Dans leur rapport à l’assemblée générale des actionnaires, ils expriment par leur certification que les comptes annuels de la société sont réguliers et sincères et donnent une image fidèle du résultat des opérations de l'exercice écoulé ainsi que de la situation financière et du patrimoine de la personne ou de l'entité à la fin de cet exercice.

Ils peuvent cependant refuser de certifier les comptes annuels de la société de façon à attirer l’attention des actionnaires sur certaines anomalies constatées lors de la certification du bilan d’exercice. Et ils peuvent également établir une certification avec réserve.

91. De ce point de vue, les commissaires aux comptes exercent les mêmes fonctions que le droit italien des sociétés - comme on le verra plus loin - confie au réviseur légal ou à la société de révision légale. Dans l’exercice de leur mission, les commissaires aux comptes sont aussi investis de fonctions spécifiques. A ce titre, ils sont appelés à établir un rapport spécial relatif à certains évènements ou situations particulières de la vie de la société (tels qu'augmentation du capital en cas de compensation avec de

créances sur la société en cas de suppression du droit préférentiel souscription, réduction du capital, émission d’obligations convertibles en actions, distribution d'acomptes sur dividendes, transformation de société …), qui nécessitent d’un éclairage

ponctuel.

Depuis la loi n°84-148 du 1er mars 1984, relative à la prévention et au règlement amiable des difficultés des entreprises, les commissaires aux comptes sont impliqués dans la procédure d’alerte finalisée à détecter et prévenir toute situation de difficultés des entreprises. S’ils constatent des faits susceptibles de compromettre la continuité et l’exploitation de l’entreprise, ils doivent informer le président et les dirigeants de la société.

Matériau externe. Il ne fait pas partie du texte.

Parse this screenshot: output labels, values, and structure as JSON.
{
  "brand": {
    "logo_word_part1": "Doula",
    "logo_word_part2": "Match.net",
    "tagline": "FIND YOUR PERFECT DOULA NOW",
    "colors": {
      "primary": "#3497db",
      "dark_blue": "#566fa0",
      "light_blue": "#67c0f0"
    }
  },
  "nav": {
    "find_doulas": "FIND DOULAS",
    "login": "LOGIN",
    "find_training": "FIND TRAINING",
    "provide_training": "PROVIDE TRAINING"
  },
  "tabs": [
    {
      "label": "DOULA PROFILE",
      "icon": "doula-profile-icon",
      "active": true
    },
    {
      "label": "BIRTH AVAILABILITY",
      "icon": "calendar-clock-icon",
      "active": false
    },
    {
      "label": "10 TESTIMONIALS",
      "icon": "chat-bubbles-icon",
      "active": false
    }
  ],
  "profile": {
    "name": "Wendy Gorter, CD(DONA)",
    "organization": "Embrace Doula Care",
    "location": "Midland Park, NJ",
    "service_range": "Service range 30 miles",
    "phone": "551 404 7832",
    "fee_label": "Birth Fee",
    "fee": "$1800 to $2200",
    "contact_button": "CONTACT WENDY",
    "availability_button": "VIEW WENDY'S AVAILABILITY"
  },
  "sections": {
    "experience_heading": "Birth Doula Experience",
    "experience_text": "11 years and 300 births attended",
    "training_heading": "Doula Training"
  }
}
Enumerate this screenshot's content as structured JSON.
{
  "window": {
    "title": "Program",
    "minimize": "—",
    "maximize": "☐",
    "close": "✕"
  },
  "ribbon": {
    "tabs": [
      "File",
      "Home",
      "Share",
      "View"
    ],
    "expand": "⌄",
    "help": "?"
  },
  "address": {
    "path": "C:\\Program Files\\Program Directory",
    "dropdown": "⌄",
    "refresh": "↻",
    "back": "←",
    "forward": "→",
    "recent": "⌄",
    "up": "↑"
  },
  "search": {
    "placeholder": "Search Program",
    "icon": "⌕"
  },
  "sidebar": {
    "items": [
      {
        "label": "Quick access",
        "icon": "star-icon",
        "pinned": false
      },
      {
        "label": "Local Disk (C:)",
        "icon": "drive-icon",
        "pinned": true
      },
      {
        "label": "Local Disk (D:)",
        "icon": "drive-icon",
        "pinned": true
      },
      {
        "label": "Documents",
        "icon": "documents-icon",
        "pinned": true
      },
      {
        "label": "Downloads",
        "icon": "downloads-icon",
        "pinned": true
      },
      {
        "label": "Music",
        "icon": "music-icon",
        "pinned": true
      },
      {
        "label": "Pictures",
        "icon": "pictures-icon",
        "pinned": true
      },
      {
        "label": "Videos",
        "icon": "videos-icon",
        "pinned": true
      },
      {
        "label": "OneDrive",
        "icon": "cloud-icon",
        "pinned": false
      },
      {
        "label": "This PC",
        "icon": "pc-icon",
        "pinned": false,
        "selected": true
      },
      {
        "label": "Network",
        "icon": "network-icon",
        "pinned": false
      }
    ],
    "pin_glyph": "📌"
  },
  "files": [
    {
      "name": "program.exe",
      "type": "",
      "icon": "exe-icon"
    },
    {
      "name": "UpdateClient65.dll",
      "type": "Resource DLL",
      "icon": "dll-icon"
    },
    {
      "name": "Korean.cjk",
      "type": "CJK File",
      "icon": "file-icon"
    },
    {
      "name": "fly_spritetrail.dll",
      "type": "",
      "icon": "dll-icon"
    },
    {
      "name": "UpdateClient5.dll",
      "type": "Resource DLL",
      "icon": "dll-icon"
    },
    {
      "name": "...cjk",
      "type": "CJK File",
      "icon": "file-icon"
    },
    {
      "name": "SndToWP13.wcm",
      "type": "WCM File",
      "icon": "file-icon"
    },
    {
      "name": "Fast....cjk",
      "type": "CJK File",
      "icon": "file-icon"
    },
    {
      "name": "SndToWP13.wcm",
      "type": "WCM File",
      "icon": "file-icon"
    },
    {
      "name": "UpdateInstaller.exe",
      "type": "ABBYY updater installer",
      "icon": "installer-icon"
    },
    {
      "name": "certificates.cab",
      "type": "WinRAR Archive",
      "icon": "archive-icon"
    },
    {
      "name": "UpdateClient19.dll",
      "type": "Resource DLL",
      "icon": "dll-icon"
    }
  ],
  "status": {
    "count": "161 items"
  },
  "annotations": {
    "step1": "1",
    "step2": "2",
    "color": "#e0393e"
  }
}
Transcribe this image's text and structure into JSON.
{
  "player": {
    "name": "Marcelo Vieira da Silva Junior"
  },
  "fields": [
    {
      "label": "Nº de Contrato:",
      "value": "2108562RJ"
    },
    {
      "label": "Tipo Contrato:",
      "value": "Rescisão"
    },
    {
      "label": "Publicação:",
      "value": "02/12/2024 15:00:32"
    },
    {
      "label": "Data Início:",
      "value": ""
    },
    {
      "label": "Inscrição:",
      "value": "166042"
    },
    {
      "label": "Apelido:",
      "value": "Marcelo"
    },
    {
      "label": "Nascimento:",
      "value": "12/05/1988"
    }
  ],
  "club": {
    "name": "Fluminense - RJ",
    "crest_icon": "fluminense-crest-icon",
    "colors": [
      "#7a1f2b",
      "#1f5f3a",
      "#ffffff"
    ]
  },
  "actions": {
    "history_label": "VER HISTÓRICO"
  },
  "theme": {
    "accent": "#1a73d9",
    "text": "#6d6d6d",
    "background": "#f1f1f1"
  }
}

En cas de réponse non satisfaisante de la direction, les commissaires aux comptes peuvent provoquer l’intervention du conseil d’administration et présenter un rapport à l’assemblée générale des actionnaires, que, d’ailleurs, ils peuvent convoquer eux - mêmes en cas d’urgence.

Toujours dans l'esprit de préserver l’intérêt général de la société, les commissaires aux comptes ont l’obligation de révéler au procureur de la République tout fait délictueux commis au sein de la société dont ils ont eu connaissance au cours de l’exercice de leur mission164.

92. Pour bien accomplir de leur mission, les commissaires aux comptes disposent de moyens pour accéder aux informations pertinentes de la société. Le Code de commerce dispose qu’ils peuvent, à toute époque de l’année, ensemble ou séparément, opérer toutes vérifications et tous contrôles qu’ils jugent opportuns, auprès de la société mère et de ses filiales. A cet effet, ils peuvent se faire communiquer sur place toutes les pièces utiles à l’exercice de leur mission, et notamment tous contrats, documents comptables et registres de procès-verbaux165.

Les commissaires aux comptes ont aussi l’obligation de participer aux réunions du conseil d’administration qui examinent ou arrêtent les comptes annuels ou intermédiaires de l’entreprise, et à toute assemblée générale des actionnaires166. Et ils ont la faculté de se faire assister ou représenter par des experts ou des collaborateurs de leur choix, qui agissent sous leur responsabilité.